Having participated with distinction at the Lateran Council, La Baume was selected as Roman Catholic bishop of Geneva, 10 October 1522, following the death of the recent adversary of the Genevois, Jean de Savoie of the ducal house. He disappointed those who might have expected him to uphold the independent liberties of the city of Geneva against the violent pretensions of the Charles III, duke of Savoy by devolving local responsibilities on his vicar, Amé Lévrier, during his frequent absences. Lévrier was arrested 12 March 1524 and put to death by the duke. A remonstrance sent to the pope was timidly abandoned when Charles took possession of the city, but as he was unwilling to make it his permanent capital, as soon as he had absented himself once more in Piedmont, having forced the acquiescence of the Genevans to his sovereignty at the Conseil des hallebardes (15 December 1525), the Genevans erupted in revolution, disavowing all the acts passed under the menace of Savoyard halberdiers and linking themselves with Bern and Fribourg and the Swiss cantons.

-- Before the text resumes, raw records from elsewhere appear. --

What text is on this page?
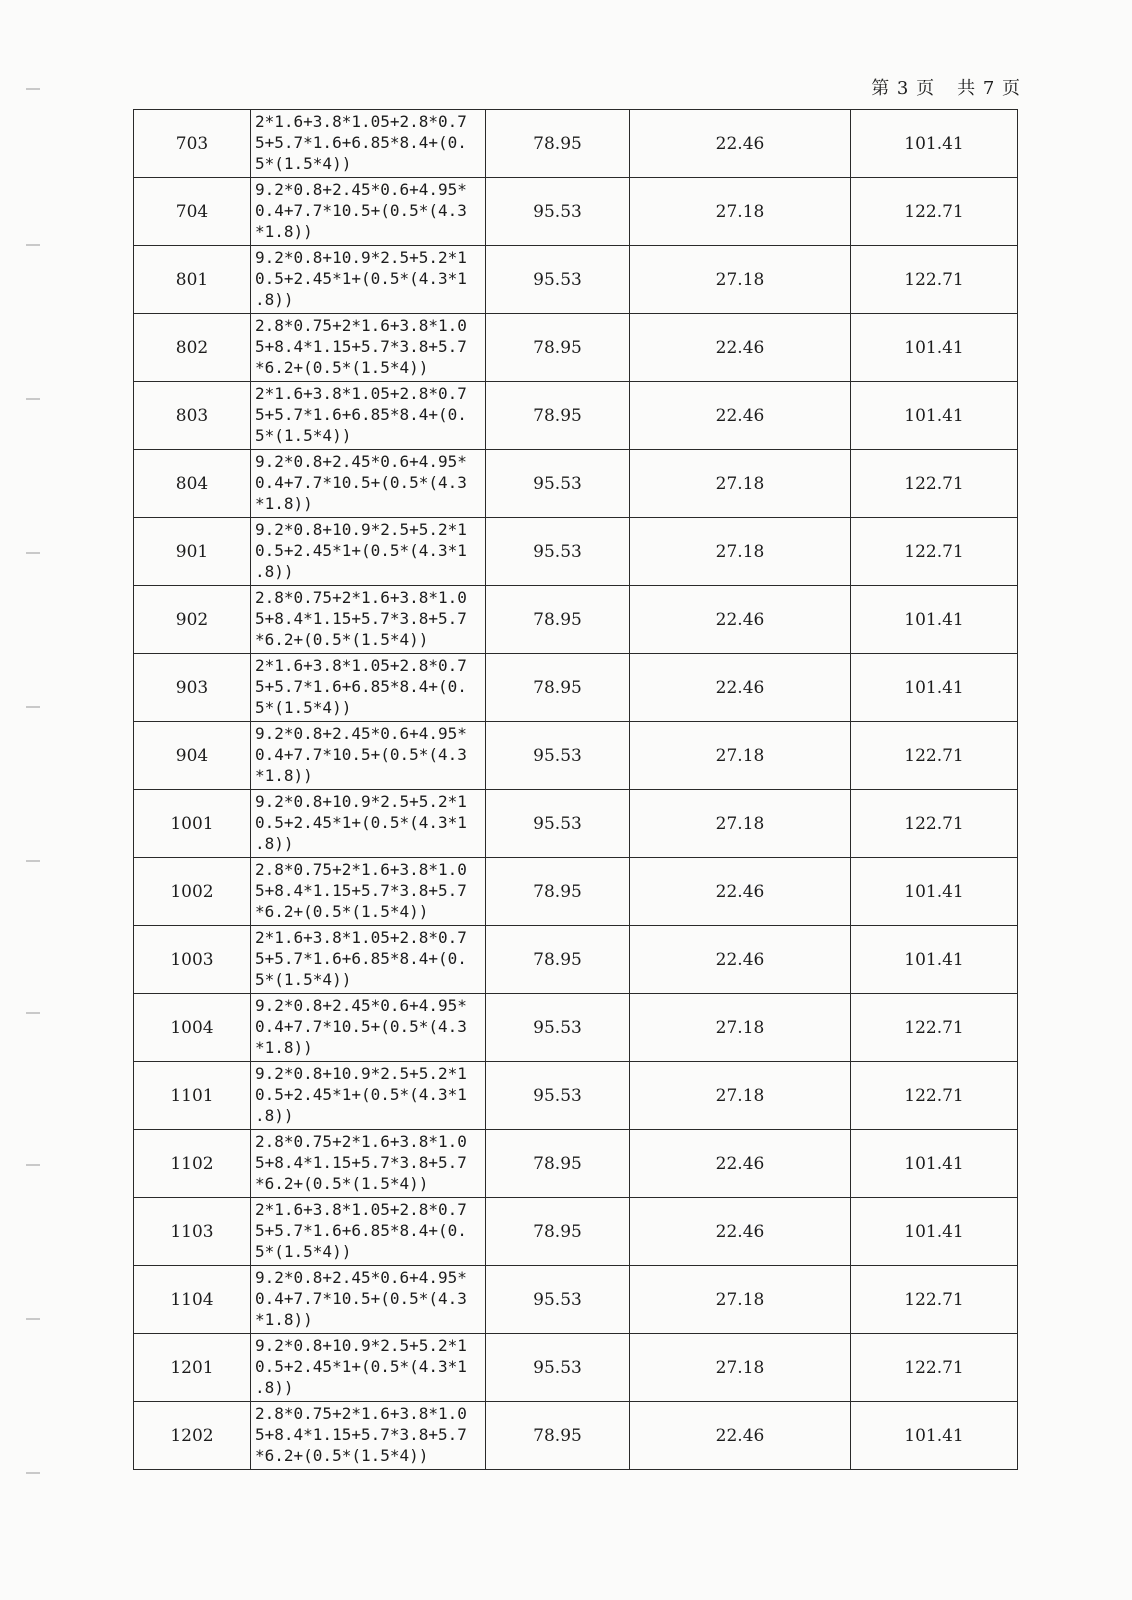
第 3 页 共 7 页
703	2*1.6+3.8*1.05+2.8*0.7
5+5.7*1.6+6.85*8.4+(0.
5*(1.5*4))	78.95	22.46	101.41
704	9.2*0.8+2.45*0.6+4.95*
0.4+7.7*10.5+(0.5*(4.3
*1.8))	95.53	27.18	122.71
801	9.2*0.8+10.9*2.5+5.2*1
0.5+2.45*1+(0.5*(4.3*1
.8))	95.53	27.18	122.71
802	2.8*0.75+2*1.6+3.8*1.0
5+8.4*1.15+5.7*3.8+5.7
*6.2+(0.5*(1.5*4))	78.95	22.46	101.41
803	2*1.6+3.8*1.05+2.8*0.7
5+5.7*1.6+6.85*8.4+(0.
5*(1.5*4))	78.95	22.46	101.41
804	9.2*0.8+2.45*0.6+4.95*
0.4+7.7*10.5+(0.5*(4.3
*1.8))	95.53	27.18	122.71
901	9.2*0.8+10.9*2.5+5.2*1
0.5+2.45*1+(0.5*(4.3*1
.8))	95.53	27.18	122.71
902	2.8*0.75+2*1.6+3.8*1.0
5+8.4*1.15+5.7*3.8+5.7
*6.2+(0.5*(1.5*4))	78.95	22.46	101.41
903	2*1.6+3.8*1.05+2.8*0.7
5+5.7*1.6+6.85*8.4+(0.
5*(1.5*4))	78.95	22.46	101.41
904	9.2*0.8+2.45*0.6+4.95*
0.4+7.7*10.5+(0.5*(4.3
*1.8))	95.53	27.18	122.71
1001	9.2*0.8+10.9*2.5+5.2*1
0.5+2.45*1+(0.5*(4.3*1
.8))	95.53	27.18	122.71
1002	2.8*0.75+2*1.6+3.8*1.0
5+8.4*1.15+5.7*3.8+5.7
*6.2+(0.5*(1.5*4))	78.95	22.46	101.41
1003	2*1.6+3.8*1.05+2.8*0.7
5+5.7*1.6+6.85*8.4+(0.
5*(1.5*4))	78.95	22.46	101.41
1004	9.2*0.8+2.45*0.6+4.95*
0.4+7.7*10.5+(0.5*(4.3
*1.8))	95.53	27.18	122.71
1101	9.2*0.8+10.9*2.5+5.2*1
0.5+2.45*1+(0.5*(4.3*1
.8))	95.53	27.18	122.71
1102	2.8*0.75+2*1.6+3.8*1.0
5+8.4*1.15+5.7*3.8+5.7
*6.2+(0.5*(1.5*4))	78.95	22.46	101.41
1103	2*1.6+3.8*1.05+2.8*0.7
5+5.7*1.6+6.85*8.4+(0.
5*(1.5*4))	78.95	22.46	101.41
1104	9.2*0.8+2.45*0.6+4.95*
0.4+7.7*10.5+(0.5*(4.3
*1.8))	95.53	27.18	122.71
1201	9.2*0.8+10.9*2.5+5.2*1
0.5+2.45*1+(0.5*(4.3*1
.8))	95.53	27.18	122.71
1202	2.8*0.75+2*1.6+3.8*1.0
5+8.4*1.15+5.7*3.8+5.7
*6.2+(0.5*(1.5*4))	78.95	22.46	101.41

La Baume, returned from a two-year absence, was unable to raise any support for Savoyard claims of sovereignty; in 1527 the complaisant bishop devolved the administration of justice upon a tribunal of citizens, and withdrew to his favorite abbey of Condat. In a successful effort to bring his bishop to heel, Charles sequestered his benefices of Saint-Claude de Pignerol and of Suze, and La Baume made a complete submission in order to regain his revenues.

In Geneva, La Baume was strongly opposed by the dominant Protestant party, who twice expelled him, definitively in 1533. After which he withdrew to Annecy. He was created cardinal 19 December 1539 and bishop of Besançon, 29 December 1541 He was a courtier of Charles V, Holy Roman Emperor, who made him a Prince of the Empire.

Survivals of La Baume's taste as a patron are the predella panels of the grand retable he commissioned for the abbey of Saint-Oyend at Saint-Claude, today the cathedral of Saint-Pierre, Saint-Paul et Saint-André.

His nephew Claude de La Baume was made a cardinal in 1578. Two other nephews became abbots in commendam at the Abbey of Saint-Claude, establishing a precedent of abbots selected from the family that lasted until 1636.